- Gender: Male
- Major: Engineering
- University: Princeton University
- Country: Colombia
David Zuluaga decided early on in life to focus on his studies, as he viewed higher education as a path toward “a better future” and financial stability, for himself and his family. He recounts the struggles he and his mother faced while he was growing up. When she was still pregnant with him in Colombia, his father, who served as a pilot, was shot down while flying between Colombia and Peru. Not long after, David’s mother’s employer went bankrupt, and she lost her job as a flight attendant. It was then that she decided to move to the US, for chance at a better future for herself and her son.
Once in the US, however, David’s mother faced the obstacle of making ends meet. He recalls a particular instance that has since provided him with the motivation to reach his goals. “At that moment, I decided that I was going to take control of what I could, which was my education,” he says. He grabbed his Algebra book, and studied hard, applying this level of determination to all of his studies, throughout his educational career.
That determination has paid off, as today, David is a senior at Princeton University, where he is pursuing a major in Electrical Engineering, with minors in Computer Science and Statistics and Machine Learning. When he arrived on campus, he says he knew he wanted to try new things and be challenged, so he joined the men’s rugby club, in spite of never before having competed in a team sport. He also became involved in Business Professionals of America, Society of Hispanic Engineers, Princeton Debate Panel, and Committee on Discipline.
After graduation, he plans to work in the tech industry as either a software developer or program manager, with a ten-year target timeframe to become an expert in creating and launching new technologies. To that aim, he has interned with both Pinterest and Amazon, and, this summer, will intern as a technical program manager at Facebook. Ultimately, he hopes to start his own tech company, with a focus on autonomous robots.
In 2019, he was a finalist for HSF’s Male Scholar of the Year award, a recognition of his academic excellence and exemplification of HSF’s mission and vision. Prior to this designation, he was also named a US Department of Education Presidential Scholar, an award, established in 1964 by executive order of the President, that recognizes the “nation’s most distinguished graduating high school seniors.”
Additionally, last September, David was one of 118 Scholars invited to attend HSF’s STEM Summit.

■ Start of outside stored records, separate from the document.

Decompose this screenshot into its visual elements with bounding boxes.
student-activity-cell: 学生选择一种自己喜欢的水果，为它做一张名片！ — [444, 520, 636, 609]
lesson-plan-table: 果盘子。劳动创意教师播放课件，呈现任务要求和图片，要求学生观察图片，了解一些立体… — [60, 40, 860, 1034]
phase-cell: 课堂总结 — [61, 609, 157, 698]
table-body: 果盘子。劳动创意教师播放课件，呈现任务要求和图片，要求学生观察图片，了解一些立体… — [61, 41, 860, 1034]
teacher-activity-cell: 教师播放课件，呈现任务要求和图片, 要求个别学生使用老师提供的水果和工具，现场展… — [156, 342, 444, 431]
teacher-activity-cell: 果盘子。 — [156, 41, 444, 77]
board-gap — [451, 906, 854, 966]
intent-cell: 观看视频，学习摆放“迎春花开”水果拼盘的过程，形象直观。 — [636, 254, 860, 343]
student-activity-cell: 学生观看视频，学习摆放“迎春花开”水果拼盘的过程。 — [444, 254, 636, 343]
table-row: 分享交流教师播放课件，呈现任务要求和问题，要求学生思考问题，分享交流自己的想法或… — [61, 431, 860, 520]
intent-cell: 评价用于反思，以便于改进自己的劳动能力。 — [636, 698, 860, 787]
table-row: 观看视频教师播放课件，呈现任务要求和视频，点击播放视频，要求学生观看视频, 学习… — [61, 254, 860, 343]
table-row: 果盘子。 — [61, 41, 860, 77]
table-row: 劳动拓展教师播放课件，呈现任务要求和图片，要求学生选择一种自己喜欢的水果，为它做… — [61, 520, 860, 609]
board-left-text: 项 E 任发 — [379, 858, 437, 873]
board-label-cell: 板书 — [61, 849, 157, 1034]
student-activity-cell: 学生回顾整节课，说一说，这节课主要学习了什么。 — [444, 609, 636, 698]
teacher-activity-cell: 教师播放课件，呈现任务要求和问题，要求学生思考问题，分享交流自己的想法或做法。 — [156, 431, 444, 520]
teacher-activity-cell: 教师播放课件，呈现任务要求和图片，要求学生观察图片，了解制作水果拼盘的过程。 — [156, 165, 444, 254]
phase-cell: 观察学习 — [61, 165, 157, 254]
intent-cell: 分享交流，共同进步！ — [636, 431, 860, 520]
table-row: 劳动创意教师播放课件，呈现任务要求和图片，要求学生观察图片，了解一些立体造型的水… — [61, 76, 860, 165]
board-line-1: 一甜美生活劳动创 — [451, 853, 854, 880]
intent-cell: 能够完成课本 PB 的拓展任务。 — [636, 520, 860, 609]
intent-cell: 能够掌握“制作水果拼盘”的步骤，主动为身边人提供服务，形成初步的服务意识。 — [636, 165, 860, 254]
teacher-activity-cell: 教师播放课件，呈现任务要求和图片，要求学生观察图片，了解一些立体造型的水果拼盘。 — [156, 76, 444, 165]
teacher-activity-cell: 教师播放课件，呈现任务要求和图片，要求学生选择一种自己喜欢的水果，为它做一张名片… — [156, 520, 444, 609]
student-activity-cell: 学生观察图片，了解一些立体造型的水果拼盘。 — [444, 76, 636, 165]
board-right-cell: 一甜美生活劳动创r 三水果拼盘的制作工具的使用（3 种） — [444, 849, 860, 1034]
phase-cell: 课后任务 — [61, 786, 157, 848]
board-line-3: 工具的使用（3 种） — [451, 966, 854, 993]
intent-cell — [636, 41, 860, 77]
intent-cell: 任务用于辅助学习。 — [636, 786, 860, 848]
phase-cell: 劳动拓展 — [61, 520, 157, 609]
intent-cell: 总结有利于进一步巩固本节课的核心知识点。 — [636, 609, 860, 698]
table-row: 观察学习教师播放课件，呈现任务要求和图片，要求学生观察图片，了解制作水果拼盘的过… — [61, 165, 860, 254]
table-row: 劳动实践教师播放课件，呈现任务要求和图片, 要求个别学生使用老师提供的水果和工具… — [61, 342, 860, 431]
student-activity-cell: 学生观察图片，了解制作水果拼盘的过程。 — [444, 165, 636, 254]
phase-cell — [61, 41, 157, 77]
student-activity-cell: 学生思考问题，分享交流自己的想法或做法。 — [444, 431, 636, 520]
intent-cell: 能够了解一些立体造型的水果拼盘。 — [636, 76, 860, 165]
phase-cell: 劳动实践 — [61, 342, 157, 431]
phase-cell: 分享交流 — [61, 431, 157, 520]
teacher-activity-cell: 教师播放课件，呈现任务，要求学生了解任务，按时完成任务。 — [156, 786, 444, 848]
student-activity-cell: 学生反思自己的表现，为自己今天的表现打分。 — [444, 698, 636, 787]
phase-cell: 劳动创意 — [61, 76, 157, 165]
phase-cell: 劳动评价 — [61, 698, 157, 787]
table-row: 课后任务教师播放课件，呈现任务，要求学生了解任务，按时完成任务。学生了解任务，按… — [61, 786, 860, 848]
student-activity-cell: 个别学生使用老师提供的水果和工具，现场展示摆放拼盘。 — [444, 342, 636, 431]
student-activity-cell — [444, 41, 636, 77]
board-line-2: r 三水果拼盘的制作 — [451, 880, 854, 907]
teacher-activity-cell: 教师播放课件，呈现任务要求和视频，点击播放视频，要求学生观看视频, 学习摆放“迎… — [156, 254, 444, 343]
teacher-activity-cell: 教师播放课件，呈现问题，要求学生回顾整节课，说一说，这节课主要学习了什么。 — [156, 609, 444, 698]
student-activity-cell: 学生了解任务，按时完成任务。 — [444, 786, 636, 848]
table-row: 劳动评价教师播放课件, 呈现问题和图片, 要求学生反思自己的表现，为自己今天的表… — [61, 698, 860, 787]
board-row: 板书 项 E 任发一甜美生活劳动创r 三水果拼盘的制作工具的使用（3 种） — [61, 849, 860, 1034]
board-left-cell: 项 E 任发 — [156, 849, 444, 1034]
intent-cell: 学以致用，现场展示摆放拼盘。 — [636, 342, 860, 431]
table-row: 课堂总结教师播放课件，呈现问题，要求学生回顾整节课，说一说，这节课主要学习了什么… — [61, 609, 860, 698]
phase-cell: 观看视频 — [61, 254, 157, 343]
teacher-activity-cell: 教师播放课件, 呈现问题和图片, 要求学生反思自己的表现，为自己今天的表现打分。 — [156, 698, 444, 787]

The event is an annual Science, Technology, Engineering, and Math conference that provides top HSF Scholars with an inside track to career success in STEM fields, through a combination of mentoring, leadership development, professional insights, career guidance, and internship and job opportunities.
He says the experience offered more than he ever imagined, even connecting him with an internship, and he views the HSF network as a conduit that allows him to work with his peers to help change the Latino narrative. “Just as the speakers and Latinx leaders at the conference have made the path for us easier,” he says, “I want to make it easier for the next generation.”